Pennsylvanians -- Republicans, Democrats, Philadelphians, suburbanites, people from upstate and mid-state Pennsylvania -- overwhelmingly believe that the state's legislature and criminal justice system need to do more to help ex-offenders keep from committing another crime, according to a poll released Wednesday.
The poll comes as state senators on both sides of the aisle are poised to reintroduce the Clean Slate bill, a bill that would put Pennsylvania in the forefront of criminal justice reform by automatically sealing certain nonviolent misdemeanor records after a period of crime-free time.
"You don't often see polling data like that, where you get 80 to 90 percent bipartisan support," said Sen. Stewart Greenleaf, a Republican from Montgomery County who heads the Senate's Judiciary Committee.

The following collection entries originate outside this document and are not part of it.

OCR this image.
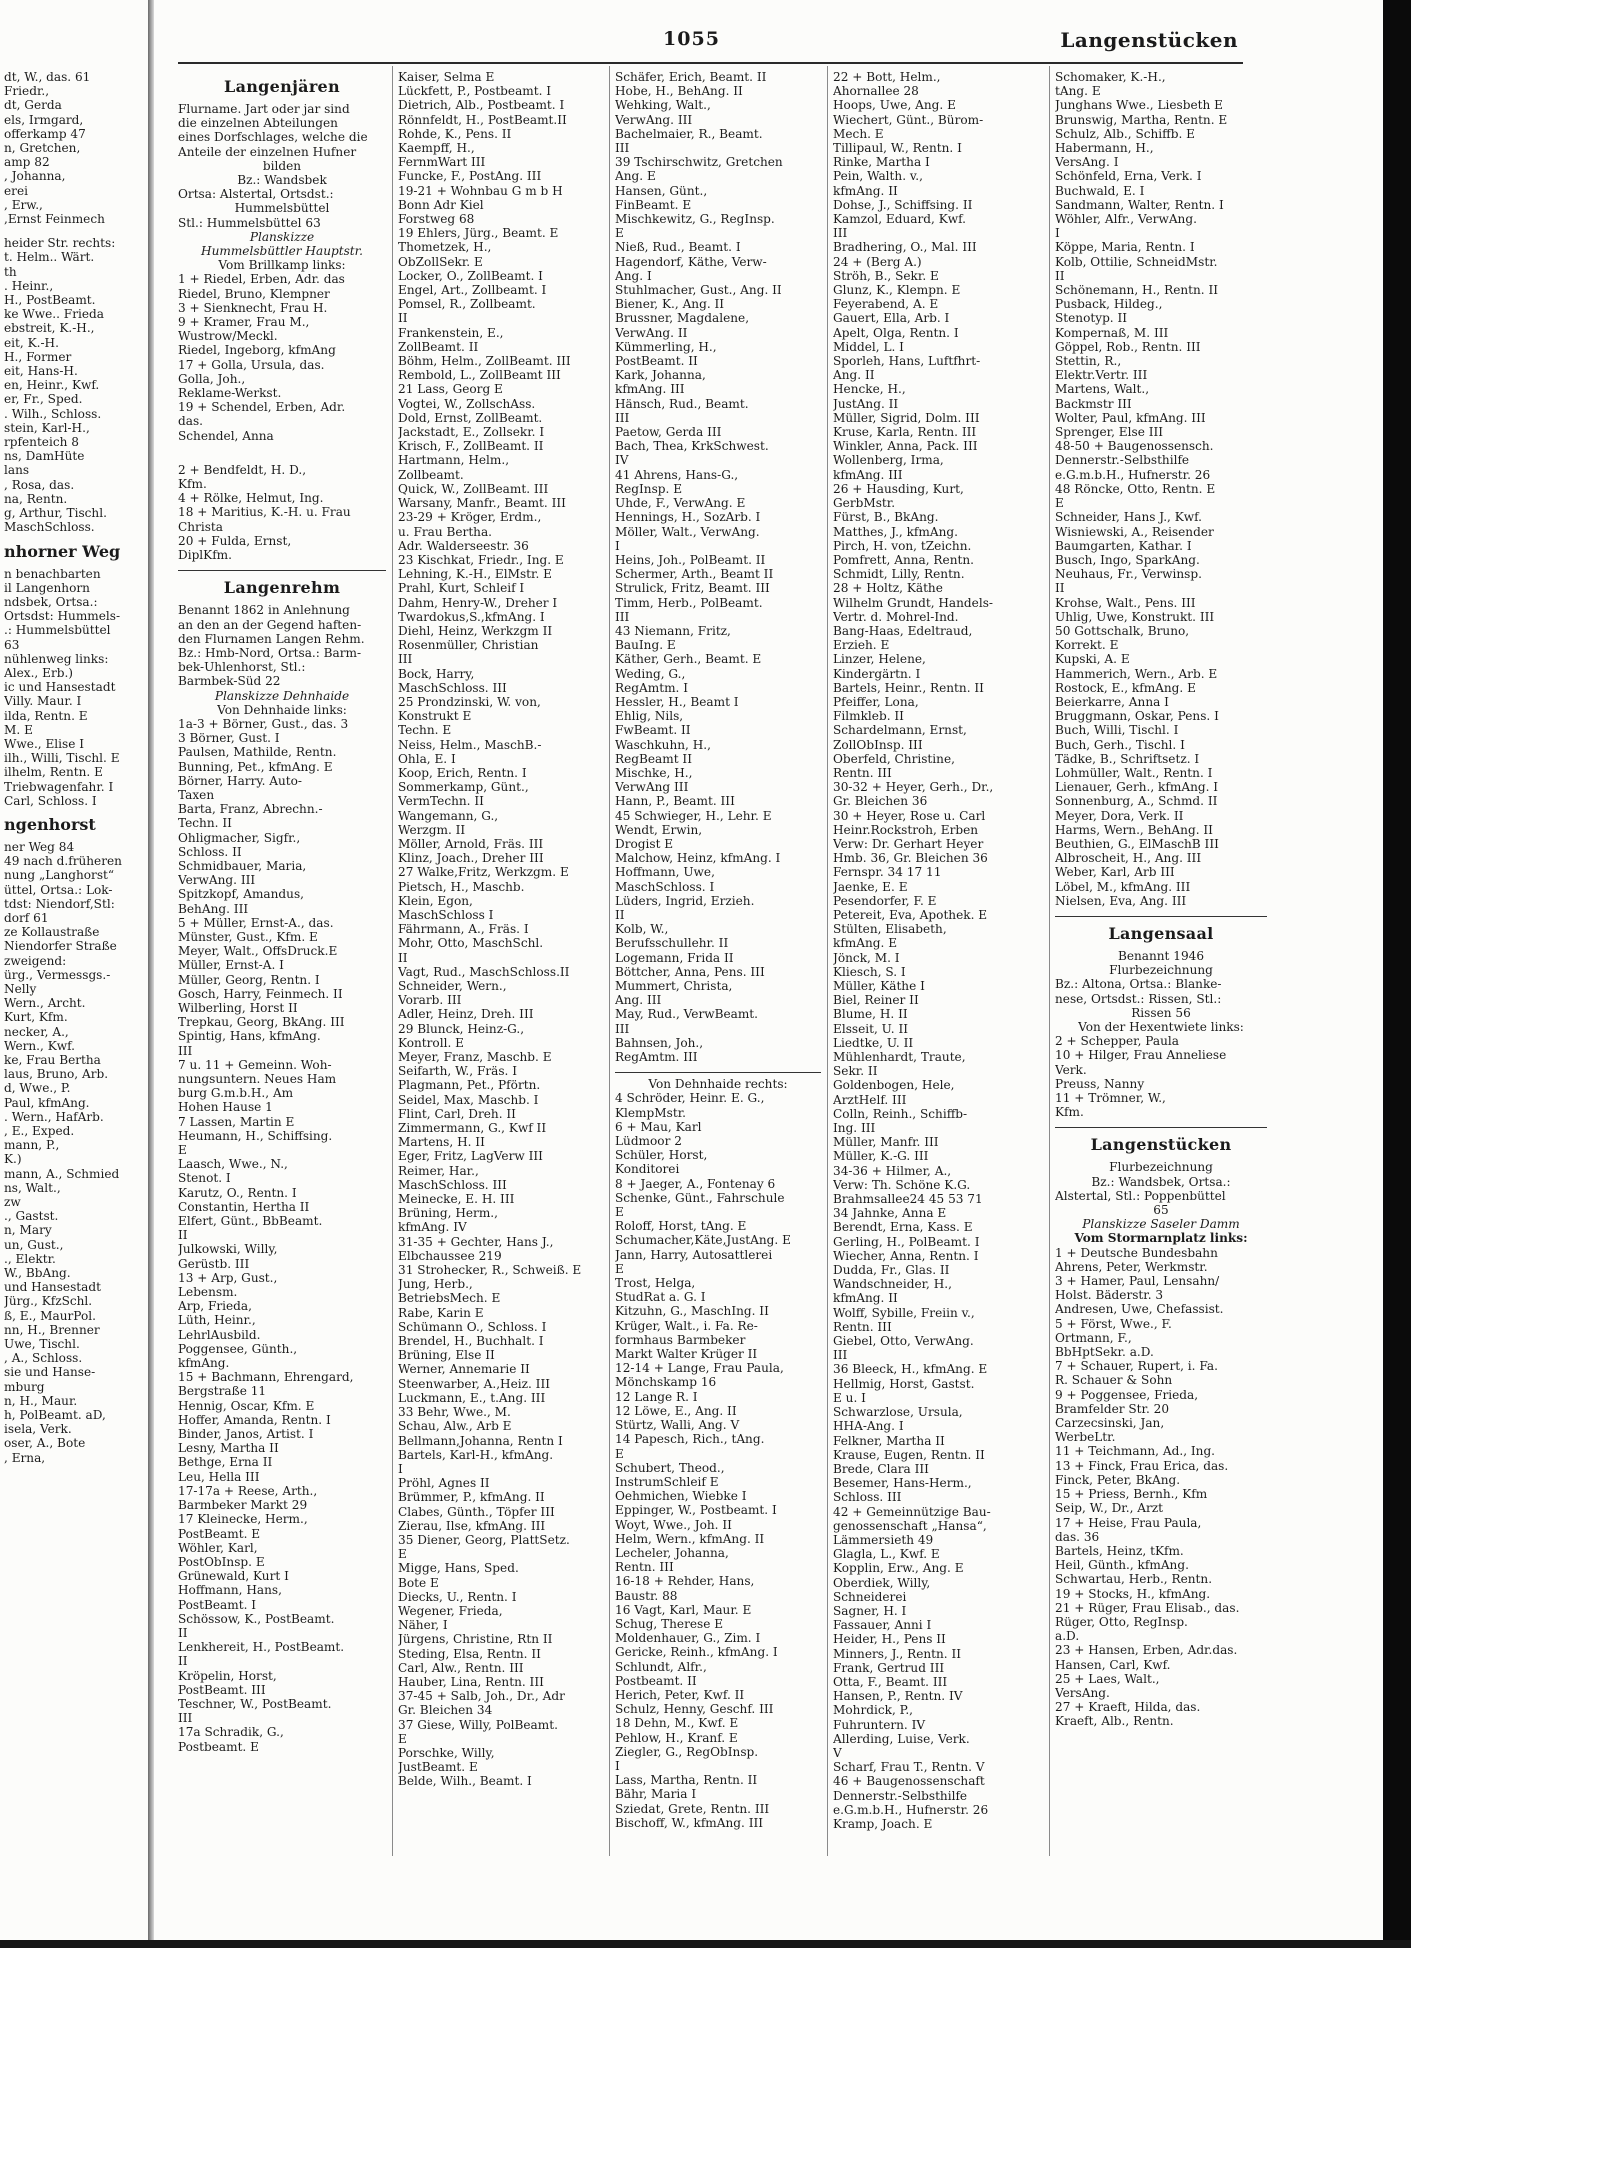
1055	Langenstücken
dt, W., das. 61
Friedr.,
dt, Gerda
els, Irmgard,
offerkamp 47
n, Gretchen,
amp 82
, Johanna,
erei
, Erw.,
,Ernst Feinmech
heider Str. rechts:
t. Helm.. Wärt.
th
. Heinr.,
H., PostBeamt.
ke Wwe.. Frieda
ebstreit, K.-H.,
eit, K.-H.
H., Former
eit, Hans-H.
en, Heinr., Kwf.
er, Fr., Sped.
. Wilh., Schloss.
stein, Karl-H.,
rpfenteich 8
ns, DamHüte
lans
, Rosa, das.
na, Rentn.
g, Arthur, Tischl.
MaschSchloss.
nhorner Weg
n benachbarten
il Langenhorn
ndsbek, Ortsa.:
Ortsdst: Hummels-
.: Hummelsbüttel
63
nühlenweg links:
Alex., Erb.)
ic und Hansestadt
Villy. Maur. I
ilda, Rentn. E
M. E
Wwe., Elise I
ilh., Willi, Tischl. E
ilhelm, Rentn. E
Triebwagenfahr. I
Carl, Schloss. I
ngenhorst
ner Weg 84
49 nach d.früheren
nung „Langhorst“
üttel, Ortsa.: Lok-
tdst: Niendorf,Stl:
dorf 61
ze Kollaustraße
Niendorfer Straße
zweigend:
ürg., Vermessgs.-
Nelly
Wern., Archt.
Kurt, Kfm.
necker, A.,
Wern., Kwf.
ke, Frau Bertha
laus, Bruno, Arb.
d, Wwe., P.
Paul, kfmAng.
. Wern., HafArb.
, E., Exped.
mann, P.,
K.)
mann, A., Schmied
ns, Walt.,
zw
., Gastst.
n, Mary
un, Gust.,
., Elektr.
W., BbAng.
und Hansestadt
Jürg., KfzSchl.
ß, E., MaurPol.
nn, H., Brenner
Uwe, Tischl.
, A., Schloss.
sie und Hanse-
mburg
n, H., Maur.
h, PolBeamt. aD,
isela, Verk.
oser, A., Bote
, Erna,
Langenjären
Flurname. Jart oder jar sind
die einzelnen Abteilungen
eines Dorfschlages, welche die
Anteile der einzelnen Hufner
bilden
Bz.: Wandsbek
Ortsa: Alstertal, Ortsdst.:
Hummelsbüttel
Stl.: Hummelsbüttel 63
Planskizze
Hummelsbüttler Hauptstr.
Vom Brillkamp links:
1 + Riedel, Erben, Adr. das
Riedel, Bruno, Klempner
3 + Sienknecht, Frau H.
9 + Kramer, Frau M.,
Wustrow/Meckl.
Riedel, Ingeborg, kfmAng
17 + Golla, Ursula, das.
Golla, Joh.,
Reklame-Werkst.
19 + Schendel, Erben, Adr.
das.
Schendel, Anna
2 + Bendfeldt, H. D.,
Kfm.
4 + Rölke, Helmut, Ing.
18 + Maritius, K.-H. u. Frau
Christa
20 + Fulda, Ernst,
DiplKfm.
Langenrehm
Benannt 1862 in Anlehnung
an den an der Gegend haften-
den Flurnamen Langen Rehm.
Bz.: Hmb-Nord, Ortsa.: Barm-
bek-Uhlenhorst, Stl.:
Barmbek-Süd 22
Planskizze Dehnhaide
Von Dehnhaide links:
1a-3 + Börner, Gust., das. 3
3 Börner, Gust. I
Paulsen, Mathilde, Rentn.
Bunning, Pet., kfmAng. E
Börner, Harry. Auto-
Taxen
Barta, Franz, Abrechn.-
Techn. II
Ohligmacher, Sigfr.,
Schloss. II
Schmidbauer, Maria,
VerwAng. III
Spitzkopf, Amandus,
BehAng. III
5 + Müller, Ernst-A., das.
Münster, Gust., Kfm. E
Meyer, Walt., OffsDruck.E
Müller, Ernst-A. I
Müller, Georg, Rentn. I
Gosch, Harry, Feinmech. II
Wilberling, Horst II
Trepkau, Georg, BkAng. III
Spintig, Hans, kfmAng.
III
7 u. 11 + Gemeinn. Woh-
nungsuntern. Neues Ham
burg G.m.b.H., Am
Hohen Hause 1
7 Lassen, Martin E
Heumann, H., Schiffsing.
E
Laasch, Wwe., N.,
Stenot. I
Karutz, O., Rentn. I
Constantin, Hertha II
Elfert, Günt., BbBeamt.
II
Julkowski, Willy,
Gerüstb. III
13 + Arp, Gust.,
Lebensm.
Arp, Frieda,
Lüth, Heinr.,
LehrlAusbild.
Poggensee, Günth.,
kfmAng.
15 + Bachmann, Ehrengard,
Bergstraße 11
Hennig, Oscar, Kfm. E
Hoffer, Amanda, Rentn. I
Binder, Janos, Artist. I
Lesny, Martha II
Bethge, Erna II
Leu, Hella III
17-17a + Reese, Arth.,
Barmbeker Markt 29
17 Kleinecke, Herm.,
PostBeamt. E
Wöhler, Karl,
PostObInsp. E
Grünewald, Kurt I
Hoffmann, Hans,
PostBeamt. I
Schössow, K., PostBeamt.
II
Lenkhereit, H., PostBeamt.
II
Kröpelin, Horst,
PostBeamt. III
Teschner, W., PostBeamt.
III
17a Schradik, G.,
Postbeamt. E
Kaiser, Selma E
Lückfett, P., Postbeamt. I
Dietrich, Alb., Postbeamt. I
Rönnfeldt, H., PostBeamt.II
Rohde, K., Pens. II
Kaempff, H.,
FernmWart III
Funcke, F., PostAng. III
19-21 + Wohnbau G m b H
Bonn Adr Kiel
Forstweg 68
19 Ehlers, Jürg., Beamt. E
Thometzek, H.,
ObZollSekr. E
Locker, O., ZollBeamt. I
Engel, Art., Zollbeamt. I
Pomsel, R., Zollbeamt.
II
Frankenstein, E.,
ZollBeamt. II
Böhm, Helm., ZollBeamt. III
Rembold, L., ZollBeamt III
21 Lass, Georg E
Vogtei, W., ZollschAss.
Dold, Ernst, ZollBeamt.
Jackstadt, E., Zollsekr. I
Krisch, F., ZollBeamt. II
Hartmann, Helm.,
Zollbeamt.
Quick, W., ZollBeamt. III
Warsany, Manfr., Beamt. III
23-29 + Kröger, Erdm.,
u. Frau Bertha.
Adr. Walderseestr. 36
23 Kischkat, Friedr., Ing. E
Lehning, K.-H., ElMstr. E
Prahl, Kurt, Schleif I
Dahm, Henry-W., Dreher I
Twardokus,S.,kfmAng. I
Diehl, Heinz, Werkzgm II
Rosenmüller, Christian
III
Bock, Harry,
MaschSchloss. III
25 Prondzinski, W. von,
Konstrukt E
Techn. E
Neiss, Helm., MaschB.-
Ohla, E. I
Koop, Erich, Rentn. I
Sommerkamp, Günt.,
VermTechn. II
Wangemann, G.,
Werzgm. II
Möller, Arnold, Fräs. III
Klinz, Joach., Dreher III
27 Walke,Fritz, Werkzgm. E
Pietsch, H., Maschb.
Klein, Egon,
MaschSchloss I
Fährmann, A., Fräs. I
Mohr, Otto, MaschSchl.
II
Vagt, Rud., MaschSchloss.II
Schneider, Wern.,
Vorarb. III
Adler, Heinz, Dreh. III
29 Blunck, Heinz-G.,
Kontroll. E
Meyer, Franz, Maschb. E
Seifarth, W., Fräs. I
Plagmann, Pet., Pförtn.
Seidel, Max, Maschb. I
Flint, Carl, Dreh. II
Zimmermann, G., Kwf II
Martens, H. II
Eger, Fritz, LagVerw III
Reimer, Har.,
MaschSchloss. III
Meinecke, E. H. III
Brüning, Herm.,
kfmAng. IV
31-35 + Gechter, Hans J.,
Elbchaussee 219
31 Strohecker, R., Schweiß. E
Jung, Herb.,
BetriebsMech. E
Rabe, Karin E
Schümann O., Schloss. I
Brendel, H., Buchhalt. I
Brüning, Else II
Werner, Annemarie II
Steenwarber, A.,Heiz. III
Luckmann, E., t.Ang. III
33 Behr, Wwe., M.
Schau, Alw., Arb E
Bellmann,Johanna, Rentn I
Bartels, Karl-H., kfmAng.
I
Pröhl, Agnes II
Brümmer, P., kfmAng. II
Clabes, Günth., Töpfer III
Zierau, Ilse, kfmAng. III
35 Diener, Georg, PlattSetz.
E
Migge, Hans, Sped.
Bote E
Diecks, U., Rentn. I
Wegener, Frieda,
Näher, I
Jürgens, Christine, Rtn II
Steding, Elsa, Rentn. II
Carl, Alw., Rentn. III
Hauber, Lina, Rentn. III
37-45 + Salb, Joh., Dr., Adr
Gr. Bleichen 34
37 Giese, Willy, PolBeamt.
E
Porschke, Willy,
JustBeamt. E
Belde, Wilh., Beamt. I
Schäfer, Erich, Beamt. II
Hobe, H., BehAng. II
Wehking, Walt.,
VerwAng. III
Bachelmaier, R., Beamt.
III
39 Tschirschwitz, Gretchen
Ang. E
Hansen, Günt.,
FinBeamt. E
Mischkewitz, G., RegInsp.
E
Nieß, Rud., Beamt. I
Hagendorf, Käthe, Verw-
Ang. I
Stuhlmacher, Gust., Ang. II
Biener, K., Ang. II
Brussner, Magdalene,
VerwAng. II
Kümmerling, H.,
PostBeamt. II
Kark, Johanna,
kfmAng. III
Hänsch, Rud., Beamt.
III
Paetow, Gerda III
Bach, Thea, KrkSchwest.
IV
41 Ahrens, Hans-G.,
RegInsp. E
Uhde, F., VerwAng. E
Hennings, H., SozArb. I
Möller, Walt., VerwAng.
I
Heins, Joh., PolBeamt. II
Schermer, Arth., Beamt II
Strulick, Fritz, Beamt. III
Timm, Herb., PolBeamt.
III
43 Niemann, Fritz,
BauIng. E
Käther, Gerh., Beamt. E
Weding, G.,
RegAmtm. I
Hessler, H., Beamt I
Ehlig, Nils,
FwBeamt. II
Waschkuhn, H.,
RegBeamt II
Mischke, H.,
VerwAng III
Hann, P., Beamt. III
45 Schwieger, H., Lehr. E
Wendt, Erwin,
Drogist E
Malchow, Heinz, kfmAng. I
Hoffmann, Uwe,
MaschSchloss. I
Lüders, Ingrid, Erzieh.
II
Kolb, W.,
Berufsschullehr. II
Logemann, Frida II
Böttcher, Anna, Pens. III
Mummert, Christa,
Ang. III
May, Rud., VerwBeamt.
III
Bahnsen, Joh.,
RegAmtm. III
Von Dehnhaide rechts:
4 Schröder, Heinr. E. G.,
KlempMstr.
6 + Mau, Karl
Lüdmoor 2
Schüler, Horst,
Konditorei
8 + Jaeger, A., Fontenay 6
Schenke, Günt., Fahrschule
E
Roloff, Horst, tAng. E
Schumacher,Käte,JustAng. E
Jann, Harry, Autosattlerei
E
Trost, Helga,
StudRat a. G. I
Kitzuhn, G., MaschIng. II
Krüger, Walt., i. Fa. Re-
formhaus Barmbeker
Markt Walter Krüger II
12-14 + Lange, Frau Paula,
Mönchskamp 16
12 Lange R. I
12 Löwe, E., Ang. II
Stürtz, Walli, Ang. V
14 Papesch, Rich., tAng.
E
Schubert, Theod.,
InstrumSchleif E
Oehmichen, Wiebke I
Eppinger, W., Postbeamt. I
Woyt, Wwe., Joh. II
Helm, Wern., kfmAng. II
Lecheler, Johanna,
Rentn. III
16-18 + Rehder, Hans,
Baustr. 88
16 Vagt, Karl, Maur. E
Schug, Therese E
Moldenhauer, G., Zim. I
Gericke, Reinh., kfmAng. I
Schlundt, Alfr.,
Postbeamt. II
Herich, Peter, Kwf. II
Schulz, Henny, Geschf. III
18 Dehn, M., Kwf. E
Pehlow, H., Kranf. E
Ziegler, G., RegObInsp.
I
Lass, Martha, Rentn. II
Bähr, Maria I
Sziedat, Grete, Rentn. III
Bischoff, W., kfmAng. III
22 + Bott, Helm.,
Ahornallee 28
Hoops, Uwe, Ang. E
Wiechert, Günt., Bürom-
Mech. E
Tillipaul, W., Rentn. I
Rinke, Martha I
Pein, Walth. v.,
kfmAng. II
Dohse, J., Schiffsing. II
Kamzol, Eduard, Kwf.
III
Bradhering, O., Mal. III
24 + (Berg A.)
Ströh, B., Sekr. E
Glunz, K., Klempn. E
Feyerabend, A. E
Gauert, Ella, Arb. I
Apelt, Olga, Rentn. I
Middel, L. I
Sporleh, Hans, Luftfhrt-
Ang. II
Hencke, H.,
JustAng. II
Müller, Sigrid, Dolm. III
Kruse, Karla, Rentn. III
Winkler, Anna, Pack. III
Wollenberg, Irma,
kfmAng. III
26 + Hausding, Kurt,
GerbMstr.
Fürst, B., BkAng.
Matthes, J., kfmAng.
Pirch, H. von, tZeichn.
Pomfrett, Anna, Rentn.
Schmidt, Lilly, Rentn.
28 + Holtz, Käthe
Wilhelm Grundt, Handels-
Vertr. d. Mohrel-Ind.
Bang-Haas, Edeltraud,
Erzieh. E
Linzer, Helene,
Kindergärtn. I
Bartels, Heinr., Rentn. II
Pfeiffer, Lona,
Filmkleb. II
Schardelmann, Ernst,
ZollObInsp. III
Oberfeld, Christine,
Rentn. III
30-32 + Heyer, Gerh., Dr.,
Gr. Bleichen 36
30 + Heyer, Rose u. Carl
Heinr.Rockstroh, Erben
Verw: Dr. Gerhart Heyer
Hmb. 36, Gr. Bleichen 36
Fernspr. 34 17 11
Jaenke, E. E
Pesendorfer, F. E
Petereit, Eva, Apothek. E
Stülten, Elisabeth,
kfmAng. E
Jönck, M. I
Kliesch, S. I
Müller, Käthe I
Biel, Reiner II
Blume, H. II
Elsseit, U. II
Liedtke, U. II
Mühlenhardt, Traute,
Sekr. II
Goldenbogen, Hele,
ArztHelf. III
Colln, Reinh., Schiffb-
Ing. III
Müller, Manfr. III
Müller, K.-G. III
34-36 + Hilmer, A.,
Verw: Th. Schöne K.G.
Brahmsallee24 45 53 71
34 Jahnke, Anna E
Berendt, Erna, Kass. E
Gerling, H., PolBeamt. I
Wiecher, Anna, Rentn. I
Dudda, Fr., Glas. II
Wandschneider, H.,
kfmAng. II
Wolff, Sybille, Freiin v.,
Rentn. III
Giebel, Otto, VerwAng.
III
36 Bleeck, H., kfmAng. E
Hellmig, Horst, Gastst.
E u. I
Schwarzlose, Ursula,
HHA-Ang. I
Felkner, Martha II
Krause, Eugen, Rentn. II
Brede, Clara III
Besemer, Hans-Herm.,
Schloss. III
42 + Gemeinnützige Bau-
genossenschaft „Hansa“,
Lämmersieth 49
Glagla, L., Kwf. E
Kopplin, Erw., Ang. E
Oberdiek, Willy,
Schneiderei
Sagner, H. I
Fassauer, Anni I
Heider, H., Pens II
Minners, J., Rentn. II
Frank, Gertrud III
Otta, F., Beamt. III
Hansen, P., Rentn. IV
Mohrdick, P.,
Fuhruntern. IV
Allerding, Luise, Verk.
V
Scharf, Frau T., Rentn. V
46 + Baugenossenschaft
Dennerstr.-Selbsthilfe
e.G.m.b.H., Hufnerstr. 26
Kramp, Joach. E
Schomaker, K.-H.,
tAng. E
Junghans Wwe., Liesbeth E
Brunswig, Martha, Rentn. E
Schulz, Alb., Schiffb. E
Habermann, H.,
VersAng. I
Schönfeld, Erna, Verk. I
Buchwald, E. I
Sandmann, Walter, Rentn. I
Wöhler, Alfr., VerwAng.
I
Köppe, Maria, Rentn. I
Kolb, Ottilie, SchneidMstr.
II
Schönemann, H., Rentn. II
Pusback, Hildeg.,
Stenotyp. II
Kompernaß, M. III
Göppel, Rob., Rentn. III
Stettin, R.,
Elektr.Vertr. III
Martens, Walt.,
Backmstr III
Wolter, Paul, kfmAng. III
Sprenger, Else III
48-50 + Baugenossensch.
Dennerstr.-Selbsthilfe
e.G.m.b.H., Hufnerstr. 26
48 Röncke, Otto, Rentn. E
E
Schneider, Hans J., Kwf.
Wisniewski, A., Reisender
Baumgarten, Kathar. I
Busch, Ingo, SparkAng.
Neuhaus, Fr., Verwinsp.
II
Krohse, Walt., Pens. III
Uhlig, Uwe, Konstrukt. III
50 Gottschalk, Bruno,
Korrekt. E
Kupski, A. E
Hammerich, Wern., Arb. E
Rostock, E., kfmAng. E
Beierkarre, Anna I
Bruggmann, Oskar, Pens. I
Buch, Willi, Tischl. I
Buch, Gerh., Tischl. I
Tädke, B., Schriftsetz. I
Lohmüller, Walt., Rentn. I
Lienauer, Gerh., kfmAng. I
Sonnenburg, A., Schmd. II
Meyer, Dora, Verk. II
Harms, Wern., BehAng. II
Beuthien, G., ElMaschB III
Albroscheit, H., Ang. III
Weber, Karl, Arb III
Löbel, M., kfmAng. III
Nielsen, Eva, Ang. III
Langensaal
Benannt 1946
Flurbezeichnung
Bz.: Altona, Ortsa.: Blanke-
nese, Ortsdst.: Rissen, Stl.:
Rissen 56
Von der Hexentwiete links:
2 + Schepper, Paula
10 + Hilger, Frau Anneliese
Verk.
Preuss, Nanny
11 + Trömner, W.,
Kfm.
Langenstücken
Flurbezeichnung
Bz.: Wandsbek, Ortsa.:
Alstertal, Stl.: Poppenbüttel
65
Planskizze Saseler Damm
Vom Stormarnplatz links:
1 + Deutsche Bundesbahn
Ahrens, Peter, Werkmstr.
3 + Hamer, Paul, Lensahn/
Holst. Bäderstr. 3
Andresen, Uwe, Chefassist.
5 + Först, Wwe., F.
Ortmann, F.,
BbHptSekr. a.D.
7 + Schauer, Rupert, i. Fa.
R. Schauer & Sohn
9 + Poggensee, Frieda,
Bramfelder Str. 20
Carzecsinski, Jan,
WerbeLtr.
11 + Teichmann, Ad., Ing.
13 + Finck, Frau Erica, das.
Finck, Peter, BkAng.
15 + Priess, Bernh., Kfm
Seip, W., Dr., Arzt
17 + Heise, Frau Paula,
das. 36
Bartels, Heinz, tKfm.
Heil, Günth., kfmAng.
Schwartau, Herb., Rentn.
19 + Stocks, H., kfmAng.
21 + Rüger, Frau Elisab., das.
Rüger, Otto, RegInsp.
a.D.
23 + Hansen, Erben, Adr.das.
Hansen, Carl, Kwf.
25 + Laes, Walt.,
VersAng.
27 + Kraeft, Hilda, das.
Kraeft, Alb., Rentn.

Greenleaf said the poll, conducted by the Republican-leaning Public Opinion Strategies on behalf of the nonpartisan U.S. Justice Action Network, represents a sea change in attitudes about criminal justice, one that he, as a former assistant district attorney, has seen over decades of public service.
"I thought being tough on crime was the way to make our streets safe," Greenleaf said Wednesday, "but that's been a failure. For the last 20 years, we've been getting tough on crime. While we were doing that, the recidivism rate was going up. Our recidivism rate is 62 percent. That's terrible."
Sen. Scott Wagner, a Republican from York County who may be a potential rival for Gov. Wolf in 2018, and Sen. Anthony H. Williams, a Democrat who represents parts of Philadelphia and Delaware Counties, are lead sponsors of the bill that already, they say, has 25 cosponsors. Wagner's office said Wagner and Williams hope to introduce the bill, Senate Bill 529, within the next two weeks.
Rep. Jordan Harris, a Democrat from Philadelphia, and Rep. Sheryl Delozier, a Republican from Cumberland County, plan to introduce a similar measure in the General Assembly.
Wagner said that he has employed the formerly incarcerated in his businesses in York, and that he would urge other employers to do the same.
Greenleaf said criminal records represent a major obstacle to employment, and the lack of employment hurts former inmates trying to reintegrate into society. "We continue to punish them," he said. "Are we surprised that our recidivism rate is high when that happens? I am not. We need to give these individuals second chances and put them in a position where they can support their families."
According to the poll taken on January 22 through 24 of 500 registered voters, including nearly half reached by cellphone, 81 percent support "clean-slate" legislation. Under the legislation, certain criminal records would not show up in background checks, but would still be available to law enforcement officials.
The bill would automatically seal the criminal records of people convicted of first-, second- and third-degree nonviolent misdemeanors, such as shoplifting, disorderly conduct and possession of marijuana, after a period of crime-free time. The bill also would seal summary offenses and arrest records when the arrest doesn't result in a conviction.
The poll also indicates that 92 percent support breaking down "barriers for ex-offenders so they can get jobs, support their families, and stop being dependent on government services that cost Pennsylvania taxpayers money." The weakest support for that proposal -- 87 percent in favor -- came out of the Philadelphia suburbs. More than 90 percent of voters in Philadelphia, Pittsburgh, Wilkes-Barre, and Harrisburg supported removing barriers for ex-offenders.
Eighty percent or more also approved replacing mandatory minimum sentences, allowing judges more discretion in sentencing, shifting funds from locking up nonviolent offenders to more cost-effective programs, reducing costly prison-release delays and moving certain offenders into supervision and treatment programs. They also said they'd vote for legislators who favored these philosophies.
The survey had a 4.4 percent margin of error.
The Clean Slate bill is similar to one introduced last year, but it wasn't able to be considered before the session ended.
What makes the measure unique is its "automatic nature," said Holly Harris, executive director of the U.S. Justice Action Network, which seeks bipartisan solutions as it tracks criminal justice legislation around the country. "With expungement, it can often be lengthy and cost-prohibitive. It's the automatic nature of these reforms which makes the system fairer for all communities. Pennsylvania would be the first state to implement this automatic sealing."